Following are the advantages of cost plus contract:
(i) The contractor is assured of a fixed percentage of profit. There is no risk of incurring any
loss on the contract.
(ii) It is useful specially when the work to be done is not definitely fixed at the time of making
the estimate.
(iii) Contractee can ensure himself about the ‘cost of contract’ as he is empowered to examine
the books and documents of the contractor to ascertain the veracity of the cost of contract.
(c) In integrated accounting system cost and financial accounts are kept in the same set of books.
Such a system will have to afford full information required for Costing as well as for Financial
Accounts. In other words, information and data should be recorded in such a way so as to enable
the firm to ascertain the cost (together with the necessary analysis) of each product, job, process,
operation or any other identifiable activity. It also ensures the ascertainment of marginal cost,
variances, abnormal losses and gains. In fact all information that management requires from a
system of Costing for doing its work properly is made available. The integrated accounts give full
information in such a manner so that the profit and loss account and the balance sheet can be
prepared according to the requirements of law and the management maintains full control over
the liabilities and assets of its business.

10

© The Institute of Chartered Accountants of India


Since, only one set of books are kept for both cost accounting and financial accounting purpose
so there is no necessity of reconciliation of cost and financial accounts.
(d) The impact of IT in cost accounting may include the followings:
(i) After the introduction of ERPs, different functional activities get integrated and as a
consequence a single entry into the accounting system provides custom made reports for
every purpose and saves an organisation from preparing different sets of documents.
Reconciliation process of results of both cost and financial accounting systems become
simpler and less sophisticated.
(ii) A move towards paperless environment can be seen where documents like Bill of Material,
Material Requisition Note, Goods Received Note, labour utilisation report etc. are no longer
required to be prepared in multiple copies, the related department can get e-copy from the
system.
(iii) Information Technology with the help of internet (including intranet and extranet) helps in
resource procurement and mobilisation.
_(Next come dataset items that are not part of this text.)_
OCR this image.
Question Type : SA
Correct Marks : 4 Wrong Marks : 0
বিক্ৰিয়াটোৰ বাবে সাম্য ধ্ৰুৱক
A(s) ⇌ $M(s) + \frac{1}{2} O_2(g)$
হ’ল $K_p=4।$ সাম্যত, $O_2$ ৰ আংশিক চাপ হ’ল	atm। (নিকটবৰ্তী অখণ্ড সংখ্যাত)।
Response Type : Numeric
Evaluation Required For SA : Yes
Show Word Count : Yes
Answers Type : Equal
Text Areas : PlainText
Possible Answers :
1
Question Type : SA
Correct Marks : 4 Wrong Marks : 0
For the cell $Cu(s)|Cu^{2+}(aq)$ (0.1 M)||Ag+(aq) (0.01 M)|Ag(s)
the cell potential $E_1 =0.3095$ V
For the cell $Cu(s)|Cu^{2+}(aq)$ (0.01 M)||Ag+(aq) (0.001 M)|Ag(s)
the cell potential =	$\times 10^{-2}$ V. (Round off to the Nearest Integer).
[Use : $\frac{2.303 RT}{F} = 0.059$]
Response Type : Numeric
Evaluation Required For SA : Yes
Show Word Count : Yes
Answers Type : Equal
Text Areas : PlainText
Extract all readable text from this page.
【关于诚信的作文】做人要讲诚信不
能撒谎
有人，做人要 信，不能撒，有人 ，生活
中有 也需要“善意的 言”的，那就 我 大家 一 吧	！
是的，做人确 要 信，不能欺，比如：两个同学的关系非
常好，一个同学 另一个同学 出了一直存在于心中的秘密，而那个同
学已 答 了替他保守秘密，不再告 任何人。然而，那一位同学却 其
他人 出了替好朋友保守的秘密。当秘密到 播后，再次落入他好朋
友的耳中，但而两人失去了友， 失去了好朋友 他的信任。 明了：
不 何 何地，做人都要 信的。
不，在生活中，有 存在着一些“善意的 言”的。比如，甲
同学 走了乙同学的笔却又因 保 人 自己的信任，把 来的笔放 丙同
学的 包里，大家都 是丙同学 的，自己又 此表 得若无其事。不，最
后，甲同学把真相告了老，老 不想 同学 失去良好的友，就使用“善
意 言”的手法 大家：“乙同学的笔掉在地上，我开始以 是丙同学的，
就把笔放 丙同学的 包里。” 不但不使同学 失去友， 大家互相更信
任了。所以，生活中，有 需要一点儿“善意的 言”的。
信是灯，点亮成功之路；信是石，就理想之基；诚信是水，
For example, production department can get
materials from the stores without issuing material requisition note physically. Similarly,
purchase orders can be initiated to the suppliers with the help of extranet. This enables an
entity to shift towards Just-in-Time (JIT) approach of inventory management and production.
(iv) Cost information for a cost centre or cost object is ascertained with accuracy in timely
manner. Each cost centre and cost object is codified and all related costs are assigned to
the cost object or cost centre. This process automates the cost accumulation and
ascertainment process. The cost information can be customised as per the requirement. For
example, when an entity manufacture or provide services, it can know information job -wise,
batch-wise, process-wise, cost centre wise etc.
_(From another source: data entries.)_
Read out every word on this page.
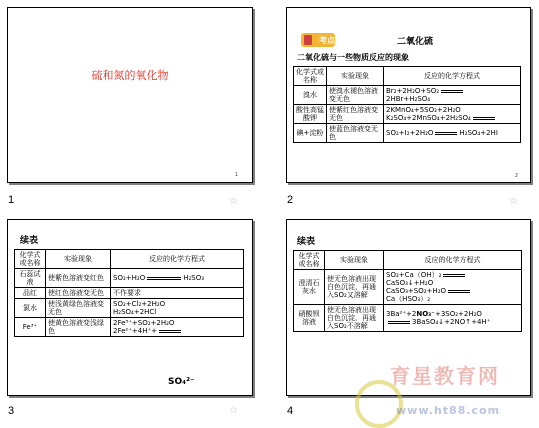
硫和氮的氧化物
1
1	☆
考点	二氧化硫
二氧化硫与一些物质反应的现象
化学式或名称	实验现象	反应的化学方程式
溴水	使溴水褪色溶液变无色	Br₂+2H₂O+SO₂
2HBr+H₂SO₄
酸性高锰酸钾	使紫红色溶液变无色	2KMnO₄+5SO₂+2H₂O
K₂SO₄+2MnSO₄+2H₂SO₄
碘+淀粉	使蓝色溶液变无色	SO₂+I₂+2H₂O H₂SO₄+2HI
2
2	☆
续表
化学式或名称	实验现象	反应的化学方程式
石蕊试液	使紫色溶液变红色	SO₂+H₂O H₂SO₃
品红	使红色溶液变无色	不作要求
氯水	使浅黄绿色溶液变无色	SO₂+Cl₂+2H₂O
H₂SO₄+2HCl
Fe³⁺	使黄色溶液变浅绿色	2Fe³⁺+SO₂+2H₂O
2Fe²⁺+4H⁺+
SO₄²⁻
3	☆
续表
化学式或名称	实验现象	反应的化学方程式
澄清石灰水	使无色溶液出现白色沉淀，再通入SO₂又溶解	SO₂+Ca（OH）₂
CaSO₃↓+H₂O
CaSO₃+SO₂+H₂O
Ca（HSO₃）₂
硝酸钡溶液	使无色溶液出现白色沉淀，再通入SO₂不溶解	3Ba²⁺+2NO₃⁻+3SO₂+2H₂O
3BaSO₄↓+2NO↑+4H⁺
4
育星教育网
www.ht88.com
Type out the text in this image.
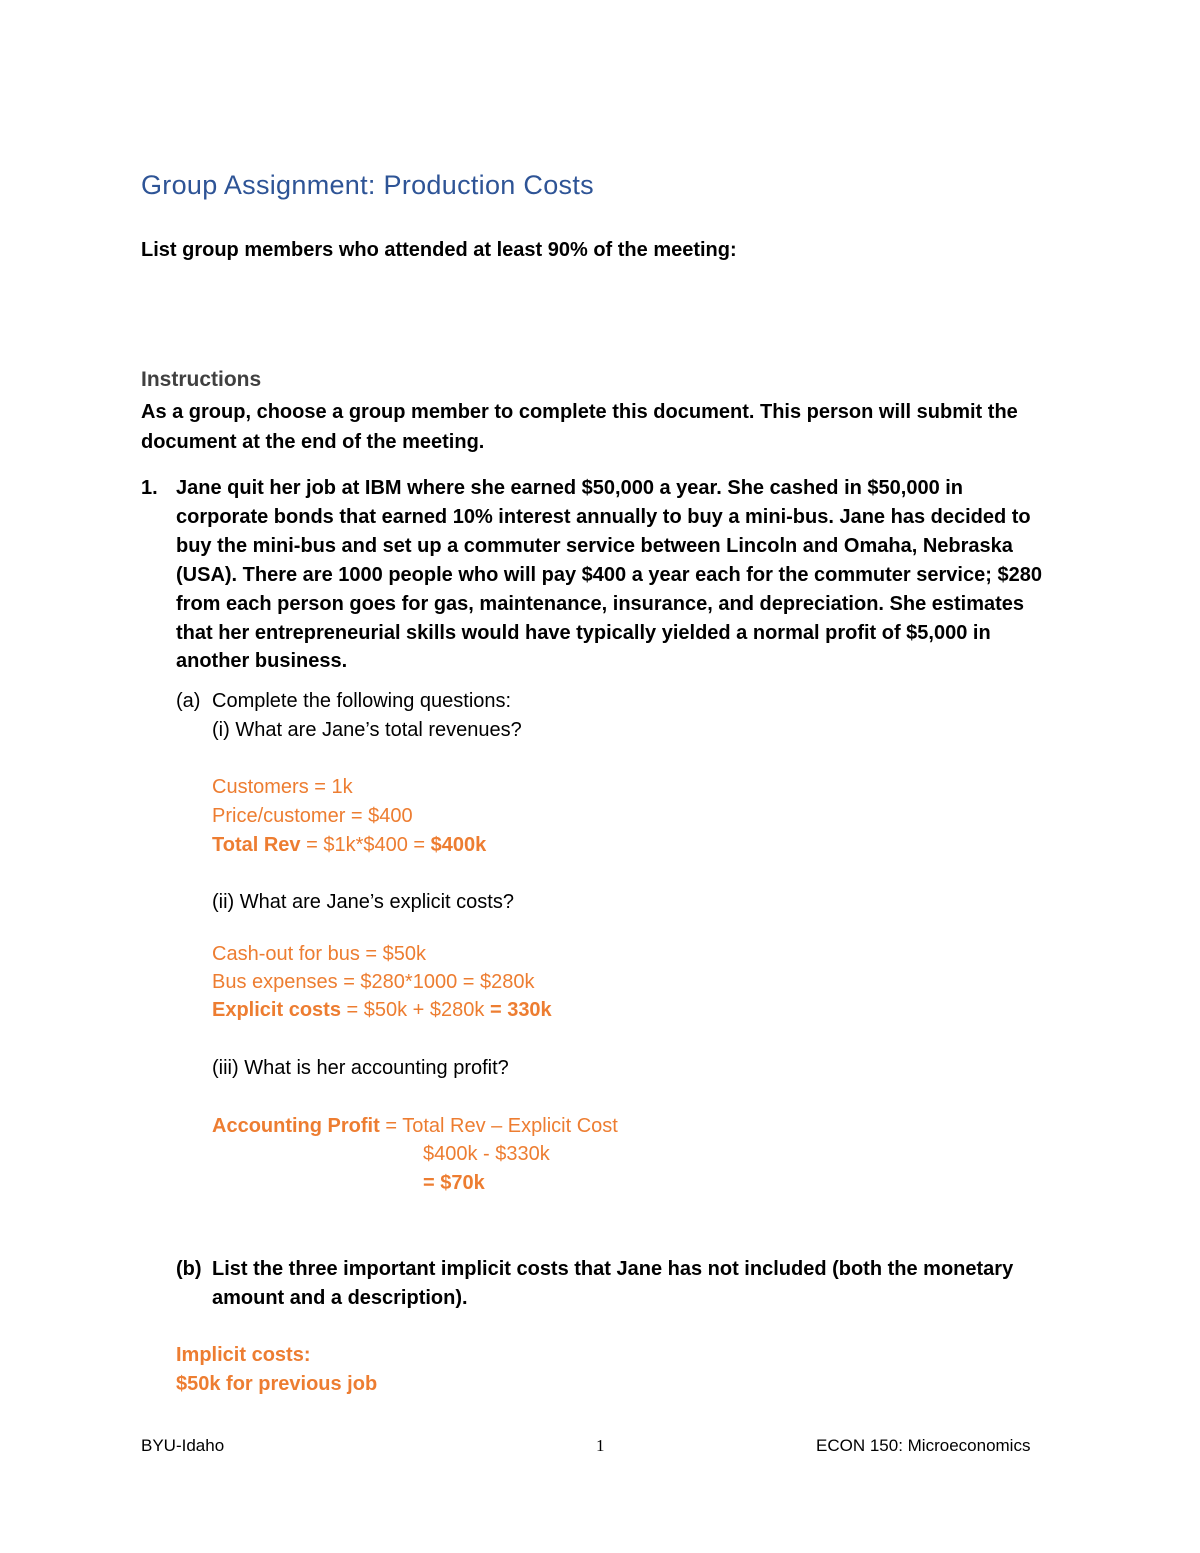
Group Assignment: Production Costs
List group members who attended at least 90% of the meeting:
Instructions
As a group, choose a group member to complete this document. This person will submit the
document at the end of the meeting.
1. Jane quit her job at IBM where she earned $50,000 a year. She cashed in $50,000 in
corporate bonds that earned 10% interest annually to buy a mini-bus. Jane has decided to
buy the mini-bus and set up a commuter service between Lincoln and Omaha, Nebraska
(USA). There are 1000 people who will pay $400 a year each for the commuter service; $280
from each person goes for gas, maintenance, insurance, and depreciation. She estimates
that her entrepreneurial skills would have typically yielded a normal profit of $5,000 in
another business.
(a) Complete the following questions:
(i) What are Jane’s total revenues?
Customers = 1k
Price/customer = $400
Total Rev = $1k*$400 = $400k
(ii) What are Jane’s explicit costs?
Cash-out for bus = $50k
Bus expenses = $280*1000 = $280k
Explicit costs = $50k + $280k = 330k
(iii) What is her accounting profit?
Accounting Profit = Total Rev – Explicit Cost
$400k - $330k
= $70k
(b) List the three important implicit costs that Jane has not included (both the monetary
amount and a description).
Implicit costs:
$50k for previous job
BYU-Idaho	1	ECON 150: Microeconomics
(v) Uniformity in preparation of report, budgets and standards can be achieved with the help of
IT. ERP software plays an important role in bringing uniformity irrespective of location,
currency, language and regulations.
(vi) Cost and revenue variance reports are generated in real time basis which enables the
management to take control measures immediately.
(vii) IT enables an entity to monitor and analyse each process of manufacturing or service
activity closely to eliminate non value added activities.
The above are examples of few areas where Cost Accounting is done with the help of IT.